Ketika ia melontarkan kritikan terhadap negara, dia dihukum dengan
pembatasan kebebasannya, banyak terjadi demonstrasi yang dilakukan oleh jama’ah
masjid untuk mendukungnya. Pada tahun 1974 M, beliau dan Syaikh Muhamad Abu
Zahrah melakukan perubahan undang-undang Al Akhwal Al Shakhsiah (undang-undang pernikahan,
perceraian dan yang berkaitan dengan keluarga). Beliau berpandangan bahwa
problem negara Mesir terletak pada ketidak mampuan generasi muda untuk menaggung
beban (biaya) pernikahan, bukan terletak pada poligami, dan tidak ada kemampuan
bagi negara untuk menanganinya. Negara mencekalkannya dari memberi ceramah di
Universitas Amr Ibn Al Asha kemudian dipecat dari kegiatan dakwah bahkan
jabatan (pimpinan uum dakwah) yang
sebelumnya dihapus oleh pemerintah. Beliau ditahan disebuah rumah yang hanya
beralaskan tikar tanpa ada meja di kampung Sindarah, disamping masjid salahudin
di Kairo, maka dia duduk diatas tikar sibuk mengarang.[4]
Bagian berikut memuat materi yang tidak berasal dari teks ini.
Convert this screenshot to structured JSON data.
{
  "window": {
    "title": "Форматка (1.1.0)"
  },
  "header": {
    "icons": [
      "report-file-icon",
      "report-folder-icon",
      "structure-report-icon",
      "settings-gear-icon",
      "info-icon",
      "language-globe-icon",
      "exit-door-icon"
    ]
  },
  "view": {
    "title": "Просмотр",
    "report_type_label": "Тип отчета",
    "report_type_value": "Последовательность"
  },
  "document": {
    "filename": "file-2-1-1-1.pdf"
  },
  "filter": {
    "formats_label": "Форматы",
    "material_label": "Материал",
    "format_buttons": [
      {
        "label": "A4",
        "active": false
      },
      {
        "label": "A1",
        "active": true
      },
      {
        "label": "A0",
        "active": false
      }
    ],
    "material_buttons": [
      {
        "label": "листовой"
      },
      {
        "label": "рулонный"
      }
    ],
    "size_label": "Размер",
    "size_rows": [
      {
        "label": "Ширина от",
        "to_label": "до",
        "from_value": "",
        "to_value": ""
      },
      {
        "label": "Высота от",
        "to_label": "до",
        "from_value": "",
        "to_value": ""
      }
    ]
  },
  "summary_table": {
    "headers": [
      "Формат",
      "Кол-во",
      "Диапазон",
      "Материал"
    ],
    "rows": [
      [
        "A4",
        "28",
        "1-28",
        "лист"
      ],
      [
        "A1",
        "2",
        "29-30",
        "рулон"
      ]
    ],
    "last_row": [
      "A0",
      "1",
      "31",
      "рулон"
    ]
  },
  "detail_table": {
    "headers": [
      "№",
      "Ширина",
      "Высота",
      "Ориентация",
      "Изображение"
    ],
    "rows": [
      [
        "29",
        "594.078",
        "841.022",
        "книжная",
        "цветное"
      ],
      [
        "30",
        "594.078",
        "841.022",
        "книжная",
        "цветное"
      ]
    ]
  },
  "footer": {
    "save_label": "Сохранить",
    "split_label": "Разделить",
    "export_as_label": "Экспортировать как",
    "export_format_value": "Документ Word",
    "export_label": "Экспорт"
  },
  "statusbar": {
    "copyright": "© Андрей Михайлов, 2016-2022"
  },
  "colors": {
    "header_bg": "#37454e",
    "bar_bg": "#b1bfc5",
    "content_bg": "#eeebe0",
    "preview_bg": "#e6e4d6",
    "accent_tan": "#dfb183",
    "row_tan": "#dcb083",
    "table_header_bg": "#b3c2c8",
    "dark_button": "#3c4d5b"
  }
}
Dalam aktivitasnya mengarang buku, Al Ghazali mewariskan enam puluh buku
atau lebih dalam berbaga tema, berikut diantara hasil karya beliau:[5]
1. Al
Islam wa Al Auda’ul Iqshadiyah
2. Al
Islam wa Manhajul Istirakiyah
3. Minhuna
Na’lam
4. Al
Islam Wa Istibdadus Siyasi
5. Aqidah
Muslim
6. Fiqhu
Sirah
7. Zhalamun
Min Al Gharab
8. Qadzaiful
Khaq
9. Hashadul
Ghurur
10. Jaddid
Hayatak
11. Al
Haqqul Murr
12. Rakaizul
Iman Bainal Aqli wa Al Qalb
13. Huquql
insan baina Ta’alamil Insan wa I’lanil Umamil Mutaqodimah
14. At
ta’asub wa Tasamuh bainal Masihiyah wa Islam
15. Jihadud
da’wah baina ‘Ajzid Fakil wa kaidil Kharij
16. Dusturul
Wihdadits Tsaqafiyah lil Muslim
17. As
Sunan Nabawiyah baina Ahli Fiqh wa Ahli Hadits
18. Min
Khunusis Sunah
19. Nahwu
Tafsirin Maudhu’il Suwaril Qur’anil Karim
20. Dhifa’ul
anil Aqidati wa Syari’at Dhiddu matha’inil Mustasriqin
Dan
masih banyak lagi karya beliau yang belum kami ngkapkan semuanya, karena dalam
sebuah literatur lain, ada yang mengatakan
bahwa keseluruhan dari karya Syaikh Muhamad Al Ghazali kurang lebih ada
limapuluh lima buku yang telah resmi diterbitkan.
Sebagian
karya atau buku-buku beliau telah duterbitkan bahkan telah diterjemahkan
kedalam berbagai bahasa, diantaranya: bahasa Inggris, bahasa Turki, bahasa
Prancis, Bahasa Urdu, bahasa Indonesia dan lain sebagainya. Dan mayoritas
penerjemah adalah muridnya dan para pengagum dari pemikiran Muhamad Al Ghazali.[6]
Singkat
cerita, Syaikh Muhamad Al Ghazali wafat di Riyadh, Arab Saudi pada tanggal 9
Maret 1996. Jenazahnya dipindah ke Madinah Al Munawaroh untuk dimakamkan di
Baqi’. Dan yang mulia Amir Abdullah bin Abdul Aziz Ali Sa’ud memiliki peran
penting dalam memberikan penghargaan kepada Al Ghazali, baik masih hidup maupun
sudah meninggal. Ia juga selalu memberikan bantuan kepada keluarganya.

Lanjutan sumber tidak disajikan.